En Iran, les salaires exorbitants de dirigeants font grincer des dents
Les salaires de certains hauts fonctionnaires atteignent 50 000 euros par mois, dans un pays en crise financière
Les revenus exorbitants de certains hauts responsables, jusqu’à 100 fois supérieurs au salaire de base, font grincer des dents en Iran et risquent de fragiliser le gouvernement du président Hassan Rouhani à un an de la présidentielle.
« Ces salaires excessifs ont provoqué l’anxiété dans la société », a déclaré mardi le président conservateur du Parlement, Ali Larijani, devant les députés.
Il répondait à un élu qui s’indignait de « salaires de deux milliards de rials », environ 51 700 euros par mois, au sein du ministère de la Santé, alors que le salaire de base dans la fonction publique est d’environ 356 euros.
M. Larijani a annoncé que « la Cour des comptes allait rendre public un rapport la semaine prochaine » sur cette question.
L’affaire est devenue si sensible que le président Hassan Rouhani a lui-même ordonné dimanche une enquête, la mise à l’écart de responsables et le remboursement des salaires et avantages versés. Le porte-parole du gouvernement Mohammad Bagher Nobakht a quant à lui présenté des « excuses à la population ».
« Depuis deux mois, la publication des fiches de paie des responsables de l’assurance centrale (qui chapeaute toutes les sociétés d’assurance) allant de 700 millions à 800 millions de rials (17 800 à 20 500 euros), provoque l’étonnement et la colère des gens ordinaires et des médias », a souligné le site de la télévision d’Etat Irib.
« Les responsables qui ont reçu de tels salaires seront certainement démis de leur fonction », a déclaré M. Nobakht, en précisant que les dirigeants d’administrations et de sociétés d’Etat ne pourraient plus décider seuls de s’attribuer des aides et des bonus disproportionnés.
« 99 % des fonctionnaires ont des salaires aux normes », a-t-il affirmé, en ajoutant que l’écart entre le plus bas et le plus haut des salaires ne devait pas être supérieur à dix.
Cette polémique intervient dans un contexte économique toujours morose malgré l’accord nucléaire de juillet 2015 et la levée d’une partie des sanctions internationales en janvier. La croissance est en berne, plafonnant à moins de 1 %, et le taux de chômage élevé à 11 % de la population active.
Il y a une semaine, les ministres de l’Industrie et de l’Intérieur ont dressé un sombre tableau de la situation économique et sociale.
Reprise toujours attendue
Les investissements étrangers tardent à venir alors que le président Rouhani estime que le pays a besoin de 30 à 50 milliards de dollars (28 à 45 milliards d’euros) de capitaux étrangers pour parvenir à terme à une croissance de 8 %.

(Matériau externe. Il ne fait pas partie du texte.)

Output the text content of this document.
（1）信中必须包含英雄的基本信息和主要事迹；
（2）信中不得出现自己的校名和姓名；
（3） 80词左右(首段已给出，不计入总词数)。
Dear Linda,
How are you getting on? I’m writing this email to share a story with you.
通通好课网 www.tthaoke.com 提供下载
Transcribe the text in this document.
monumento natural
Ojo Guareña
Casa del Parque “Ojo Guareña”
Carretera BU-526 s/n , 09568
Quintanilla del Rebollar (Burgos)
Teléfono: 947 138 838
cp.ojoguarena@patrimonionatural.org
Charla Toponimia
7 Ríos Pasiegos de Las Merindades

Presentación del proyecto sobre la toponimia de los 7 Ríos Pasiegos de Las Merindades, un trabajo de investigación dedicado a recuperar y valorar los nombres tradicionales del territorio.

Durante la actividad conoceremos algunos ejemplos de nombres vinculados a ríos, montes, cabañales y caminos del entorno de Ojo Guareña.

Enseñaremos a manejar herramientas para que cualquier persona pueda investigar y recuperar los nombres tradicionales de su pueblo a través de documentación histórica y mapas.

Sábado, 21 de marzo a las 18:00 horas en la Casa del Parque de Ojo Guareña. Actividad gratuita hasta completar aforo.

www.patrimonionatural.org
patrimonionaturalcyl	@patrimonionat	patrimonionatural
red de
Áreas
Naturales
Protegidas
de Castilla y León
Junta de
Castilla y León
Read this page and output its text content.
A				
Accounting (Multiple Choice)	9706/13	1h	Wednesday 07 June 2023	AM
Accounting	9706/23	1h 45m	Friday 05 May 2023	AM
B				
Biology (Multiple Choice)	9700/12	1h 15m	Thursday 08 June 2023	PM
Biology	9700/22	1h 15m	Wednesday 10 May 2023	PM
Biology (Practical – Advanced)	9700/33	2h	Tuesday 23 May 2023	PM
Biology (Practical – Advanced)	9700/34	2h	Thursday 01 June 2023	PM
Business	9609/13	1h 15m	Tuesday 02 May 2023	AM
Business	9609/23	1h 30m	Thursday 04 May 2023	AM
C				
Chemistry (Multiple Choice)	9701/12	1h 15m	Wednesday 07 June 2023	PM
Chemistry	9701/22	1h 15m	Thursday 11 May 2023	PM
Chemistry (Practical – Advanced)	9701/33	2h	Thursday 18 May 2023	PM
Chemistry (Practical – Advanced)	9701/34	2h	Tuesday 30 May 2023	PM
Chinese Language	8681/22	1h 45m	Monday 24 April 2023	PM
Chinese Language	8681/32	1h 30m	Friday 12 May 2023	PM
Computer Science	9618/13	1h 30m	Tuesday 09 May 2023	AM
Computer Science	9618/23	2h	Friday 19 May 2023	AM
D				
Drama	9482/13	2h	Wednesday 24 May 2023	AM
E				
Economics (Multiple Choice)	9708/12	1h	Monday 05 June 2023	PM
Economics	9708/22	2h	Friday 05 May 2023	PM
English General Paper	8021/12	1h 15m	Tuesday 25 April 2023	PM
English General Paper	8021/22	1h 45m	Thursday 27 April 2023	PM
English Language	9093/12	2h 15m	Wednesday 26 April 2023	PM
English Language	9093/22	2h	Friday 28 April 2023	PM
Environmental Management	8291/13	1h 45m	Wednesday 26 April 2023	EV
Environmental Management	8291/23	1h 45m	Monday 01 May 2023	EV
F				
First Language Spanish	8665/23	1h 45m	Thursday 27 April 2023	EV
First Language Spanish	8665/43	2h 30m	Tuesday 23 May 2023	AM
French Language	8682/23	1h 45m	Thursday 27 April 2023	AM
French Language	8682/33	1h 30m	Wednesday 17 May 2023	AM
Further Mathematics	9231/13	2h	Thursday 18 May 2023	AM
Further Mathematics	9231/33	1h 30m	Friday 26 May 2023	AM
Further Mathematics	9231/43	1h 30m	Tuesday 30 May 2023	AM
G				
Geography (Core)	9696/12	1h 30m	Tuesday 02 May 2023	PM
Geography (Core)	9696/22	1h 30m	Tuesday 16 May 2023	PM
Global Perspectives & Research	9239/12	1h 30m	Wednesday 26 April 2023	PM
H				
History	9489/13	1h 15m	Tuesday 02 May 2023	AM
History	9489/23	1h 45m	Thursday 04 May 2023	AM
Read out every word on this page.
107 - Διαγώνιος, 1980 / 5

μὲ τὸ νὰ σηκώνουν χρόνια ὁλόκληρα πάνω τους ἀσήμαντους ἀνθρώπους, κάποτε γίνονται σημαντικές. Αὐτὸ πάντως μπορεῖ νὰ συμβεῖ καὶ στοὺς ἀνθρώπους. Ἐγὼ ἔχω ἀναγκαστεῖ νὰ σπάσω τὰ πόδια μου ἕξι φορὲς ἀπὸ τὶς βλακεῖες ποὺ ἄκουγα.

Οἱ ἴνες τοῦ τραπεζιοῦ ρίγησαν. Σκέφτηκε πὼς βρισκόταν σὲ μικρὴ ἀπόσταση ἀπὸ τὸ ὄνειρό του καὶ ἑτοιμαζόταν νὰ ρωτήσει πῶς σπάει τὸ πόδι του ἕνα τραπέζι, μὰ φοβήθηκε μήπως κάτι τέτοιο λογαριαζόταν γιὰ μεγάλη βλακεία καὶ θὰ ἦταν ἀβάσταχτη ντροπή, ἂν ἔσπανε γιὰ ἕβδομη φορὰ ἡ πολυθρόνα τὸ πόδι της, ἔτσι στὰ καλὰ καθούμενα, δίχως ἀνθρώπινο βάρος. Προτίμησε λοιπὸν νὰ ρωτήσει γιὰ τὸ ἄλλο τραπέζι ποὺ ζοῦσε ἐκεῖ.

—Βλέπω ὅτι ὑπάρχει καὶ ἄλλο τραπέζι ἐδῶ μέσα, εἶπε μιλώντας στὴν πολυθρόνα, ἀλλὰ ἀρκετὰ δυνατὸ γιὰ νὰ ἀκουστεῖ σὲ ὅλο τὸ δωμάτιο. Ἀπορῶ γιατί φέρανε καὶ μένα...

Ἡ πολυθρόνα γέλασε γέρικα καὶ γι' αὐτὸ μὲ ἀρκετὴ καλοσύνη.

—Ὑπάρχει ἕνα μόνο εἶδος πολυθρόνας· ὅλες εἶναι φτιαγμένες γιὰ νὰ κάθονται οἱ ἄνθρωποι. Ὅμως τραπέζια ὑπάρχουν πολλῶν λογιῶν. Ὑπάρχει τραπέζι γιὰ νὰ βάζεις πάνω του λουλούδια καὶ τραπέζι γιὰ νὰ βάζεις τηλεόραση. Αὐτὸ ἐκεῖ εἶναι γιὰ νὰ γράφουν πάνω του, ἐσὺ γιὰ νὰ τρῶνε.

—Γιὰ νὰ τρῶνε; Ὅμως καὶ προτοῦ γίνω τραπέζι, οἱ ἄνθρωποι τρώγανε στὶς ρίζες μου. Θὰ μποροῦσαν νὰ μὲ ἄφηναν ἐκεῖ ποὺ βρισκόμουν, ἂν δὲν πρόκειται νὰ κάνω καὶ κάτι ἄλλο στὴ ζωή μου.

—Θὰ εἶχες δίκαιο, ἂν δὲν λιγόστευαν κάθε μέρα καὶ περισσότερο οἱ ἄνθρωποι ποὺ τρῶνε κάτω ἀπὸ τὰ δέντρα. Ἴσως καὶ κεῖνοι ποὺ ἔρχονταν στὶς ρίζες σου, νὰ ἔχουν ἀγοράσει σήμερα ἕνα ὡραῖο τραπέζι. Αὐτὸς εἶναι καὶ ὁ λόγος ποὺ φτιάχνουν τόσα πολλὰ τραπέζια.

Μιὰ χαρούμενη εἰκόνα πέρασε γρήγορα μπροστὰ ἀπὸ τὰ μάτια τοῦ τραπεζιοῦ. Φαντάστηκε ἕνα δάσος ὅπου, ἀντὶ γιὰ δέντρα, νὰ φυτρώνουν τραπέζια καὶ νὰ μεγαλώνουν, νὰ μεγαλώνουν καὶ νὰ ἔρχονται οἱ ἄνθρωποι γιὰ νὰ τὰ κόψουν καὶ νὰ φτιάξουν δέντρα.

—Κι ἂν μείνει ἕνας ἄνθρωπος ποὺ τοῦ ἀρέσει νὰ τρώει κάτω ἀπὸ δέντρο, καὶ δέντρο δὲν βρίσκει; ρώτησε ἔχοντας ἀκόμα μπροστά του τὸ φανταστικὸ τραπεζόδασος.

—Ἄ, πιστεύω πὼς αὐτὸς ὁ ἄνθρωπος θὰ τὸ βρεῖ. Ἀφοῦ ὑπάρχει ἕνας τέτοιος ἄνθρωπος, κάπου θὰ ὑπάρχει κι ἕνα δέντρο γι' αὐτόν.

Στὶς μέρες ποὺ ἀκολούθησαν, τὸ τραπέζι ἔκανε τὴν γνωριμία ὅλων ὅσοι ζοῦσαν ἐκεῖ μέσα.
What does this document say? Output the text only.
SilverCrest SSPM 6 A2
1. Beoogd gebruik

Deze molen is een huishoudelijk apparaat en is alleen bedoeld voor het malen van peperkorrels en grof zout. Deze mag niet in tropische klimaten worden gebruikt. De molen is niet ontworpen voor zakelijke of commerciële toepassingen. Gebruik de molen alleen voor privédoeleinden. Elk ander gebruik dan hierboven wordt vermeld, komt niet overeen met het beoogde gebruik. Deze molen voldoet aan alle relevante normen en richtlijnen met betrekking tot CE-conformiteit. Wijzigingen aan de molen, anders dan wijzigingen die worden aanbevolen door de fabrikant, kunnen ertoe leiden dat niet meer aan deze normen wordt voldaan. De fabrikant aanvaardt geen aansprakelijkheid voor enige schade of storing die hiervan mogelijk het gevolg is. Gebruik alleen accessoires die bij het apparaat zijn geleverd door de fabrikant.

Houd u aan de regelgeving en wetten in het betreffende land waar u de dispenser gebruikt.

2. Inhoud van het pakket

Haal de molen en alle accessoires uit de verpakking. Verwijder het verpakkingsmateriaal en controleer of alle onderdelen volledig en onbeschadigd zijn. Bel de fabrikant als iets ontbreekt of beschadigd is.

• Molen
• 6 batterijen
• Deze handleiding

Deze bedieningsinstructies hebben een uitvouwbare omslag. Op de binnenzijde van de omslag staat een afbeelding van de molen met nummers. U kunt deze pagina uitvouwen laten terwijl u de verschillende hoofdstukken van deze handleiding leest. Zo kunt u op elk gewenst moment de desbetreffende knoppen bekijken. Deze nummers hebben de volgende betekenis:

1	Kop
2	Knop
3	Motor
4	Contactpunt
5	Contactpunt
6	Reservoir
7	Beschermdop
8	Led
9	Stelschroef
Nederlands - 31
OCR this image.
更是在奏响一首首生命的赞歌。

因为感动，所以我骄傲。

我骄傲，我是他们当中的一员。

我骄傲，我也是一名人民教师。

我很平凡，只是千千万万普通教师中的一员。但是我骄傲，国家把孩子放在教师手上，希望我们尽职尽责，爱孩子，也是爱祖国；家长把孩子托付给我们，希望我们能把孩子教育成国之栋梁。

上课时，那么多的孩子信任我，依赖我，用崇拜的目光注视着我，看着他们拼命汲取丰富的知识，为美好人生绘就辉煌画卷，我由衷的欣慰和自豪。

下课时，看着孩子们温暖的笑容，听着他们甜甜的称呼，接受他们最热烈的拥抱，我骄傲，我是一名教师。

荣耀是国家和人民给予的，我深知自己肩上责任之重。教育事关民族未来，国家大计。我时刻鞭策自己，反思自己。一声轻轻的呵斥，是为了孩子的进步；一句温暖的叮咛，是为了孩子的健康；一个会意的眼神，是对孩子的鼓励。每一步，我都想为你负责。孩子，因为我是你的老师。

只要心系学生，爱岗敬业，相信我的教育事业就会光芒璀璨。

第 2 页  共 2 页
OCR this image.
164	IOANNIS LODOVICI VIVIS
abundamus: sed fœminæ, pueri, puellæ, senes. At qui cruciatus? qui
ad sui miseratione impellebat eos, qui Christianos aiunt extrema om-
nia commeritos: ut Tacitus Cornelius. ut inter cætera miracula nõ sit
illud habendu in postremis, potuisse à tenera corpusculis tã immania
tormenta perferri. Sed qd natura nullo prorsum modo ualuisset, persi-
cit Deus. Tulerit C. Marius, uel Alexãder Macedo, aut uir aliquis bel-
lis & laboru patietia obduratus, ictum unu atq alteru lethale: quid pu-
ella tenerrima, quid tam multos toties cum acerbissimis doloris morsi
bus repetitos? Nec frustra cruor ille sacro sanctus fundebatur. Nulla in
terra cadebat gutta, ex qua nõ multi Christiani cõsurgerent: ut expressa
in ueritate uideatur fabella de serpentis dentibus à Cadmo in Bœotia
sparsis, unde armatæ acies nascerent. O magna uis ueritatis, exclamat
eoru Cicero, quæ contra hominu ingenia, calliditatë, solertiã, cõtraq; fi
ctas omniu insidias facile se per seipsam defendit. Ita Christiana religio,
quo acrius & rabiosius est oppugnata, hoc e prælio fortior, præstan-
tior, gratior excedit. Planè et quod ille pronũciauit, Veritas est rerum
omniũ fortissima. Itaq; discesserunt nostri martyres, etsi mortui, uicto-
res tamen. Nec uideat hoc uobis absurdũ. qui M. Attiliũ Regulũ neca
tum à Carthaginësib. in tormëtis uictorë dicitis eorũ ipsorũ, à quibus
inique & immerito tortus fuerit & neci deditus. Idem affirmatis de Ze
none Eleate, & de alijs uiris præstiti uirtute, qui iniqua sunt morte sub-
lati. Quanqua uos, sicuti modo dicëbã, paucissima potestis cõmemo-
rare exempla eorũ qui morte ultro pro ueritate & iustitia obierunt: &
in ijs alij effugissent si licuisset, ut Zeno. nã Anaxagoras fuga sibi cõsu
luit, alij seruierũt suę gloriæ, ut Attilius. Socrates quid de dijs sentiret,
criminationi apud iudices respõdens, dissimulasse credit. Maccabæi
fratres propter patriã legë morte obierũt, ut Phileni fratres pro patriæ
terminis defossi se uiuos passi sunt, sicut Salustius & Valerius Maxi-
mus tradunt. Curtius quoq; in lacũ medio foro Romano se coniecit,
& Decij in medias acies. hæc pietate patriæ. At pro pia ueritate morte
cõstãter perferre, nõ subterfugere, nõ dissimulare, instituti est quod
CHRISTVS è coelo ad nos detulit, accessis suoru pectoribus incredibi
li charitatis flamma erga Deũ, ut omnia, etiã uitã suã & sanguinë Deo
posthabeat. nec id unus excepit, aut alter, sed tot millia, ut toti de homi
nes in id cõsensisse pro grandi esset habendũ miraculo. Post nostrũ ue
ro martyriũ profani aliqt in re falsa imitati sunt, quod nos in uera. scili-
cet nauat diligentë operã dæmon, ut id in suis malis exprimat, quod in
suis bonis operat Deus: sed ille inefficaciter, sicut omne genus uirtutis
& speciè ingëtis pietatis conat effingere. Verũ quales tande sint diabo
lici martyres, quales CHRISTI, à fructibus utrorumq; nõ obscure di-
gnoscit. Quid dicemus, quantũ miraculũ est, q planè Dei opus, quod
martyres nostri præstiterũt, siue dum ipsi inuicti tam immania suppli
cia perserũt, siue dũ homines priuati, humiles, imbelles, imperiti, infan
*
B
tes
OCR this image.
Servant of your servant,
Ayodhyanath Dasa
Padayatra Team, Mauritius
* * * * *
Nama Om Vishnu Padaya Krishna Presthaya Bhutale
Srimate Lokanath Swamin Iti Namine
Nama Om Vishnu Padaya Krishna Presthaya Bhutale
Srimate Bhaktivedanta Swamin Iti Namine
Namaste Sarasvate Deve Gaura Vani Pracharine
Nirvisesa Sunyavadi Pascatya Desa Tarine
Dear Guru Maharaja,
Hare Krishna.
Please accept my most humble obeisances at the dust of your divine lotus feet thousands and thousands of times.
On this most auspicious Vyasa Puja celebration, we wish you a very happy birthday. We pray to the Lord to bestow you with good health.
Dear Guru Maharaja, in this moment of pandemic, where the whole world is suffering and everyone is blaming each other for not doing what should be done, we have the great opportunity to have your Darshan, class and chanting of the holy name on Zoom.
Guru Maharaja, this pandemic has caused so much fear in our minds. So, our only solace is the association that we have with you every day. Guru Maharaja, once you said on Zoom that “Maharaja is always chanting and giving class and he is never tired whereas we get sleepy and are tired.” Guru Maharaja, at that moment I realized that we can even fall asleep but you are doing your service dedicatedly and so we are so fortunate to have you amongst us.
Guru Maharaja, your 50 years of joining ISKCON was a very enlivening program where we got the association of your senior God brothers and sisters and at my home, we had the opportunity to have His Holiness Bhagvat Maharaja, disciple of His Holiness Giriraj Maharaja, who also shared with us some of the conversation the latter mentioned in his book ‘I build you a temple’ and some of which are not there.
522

« Nous espérons une croissance de 5 % cette année », a déclaré le ministre de l’Economie, Ali Tayebnia. Mais les médias rapportent presque quotidiennement des licenciements, des fermetures d’usine ou encore des cas d’ouvriers non payés depuis des mois.
Le porte-parole du gouvernement a lui-même reconnu l’existence de « 7 500 unités de production à l’arrêt que le gouvernement veut faire redémarrer ».
Les milieux conservateurs en profitent pour critiquer durement la politique économique du président Rouhani, mais aussi l’absence de résultats après l’accord nucléaire, accusant le gouvernement d’avoir fait trop de concessions sans obtenir de garanties sur la levée concrète des sanctions.
Mohammad Reza Bahonnar, responsable conservateur et ancien vice-président du Parlement, a récemment dénoncé cette situation en demandant ironiquement « au gouvernement de montrer à la population le chemin de la sortie de la récession (…) qui reste toujours très importante ».
Mais les critiques se multiplient aussi dans les rangs des réformateurs et modérés, qui soutiennent le gouvernement. Plusieurs responsables et journaux réformateurs ont ainsi demandé au président de réformer au plus vite son gouvernement à un an de la présidentielle à laquelle il devrait être candidat pour un nouveau et dernier mandat de quatre ans.
Le député réformateur Mostapha Kavakebian a lancé lundi une sévère mise en garde au gouvernement en mettant en avant la difficile « situation économique ». « Si nous ne faisons rien pour la population, nous allons recevoir une gifle (…) Il reste un an avant la fin du mandat du gouvernement, il faut que plusieurs ministres changent ».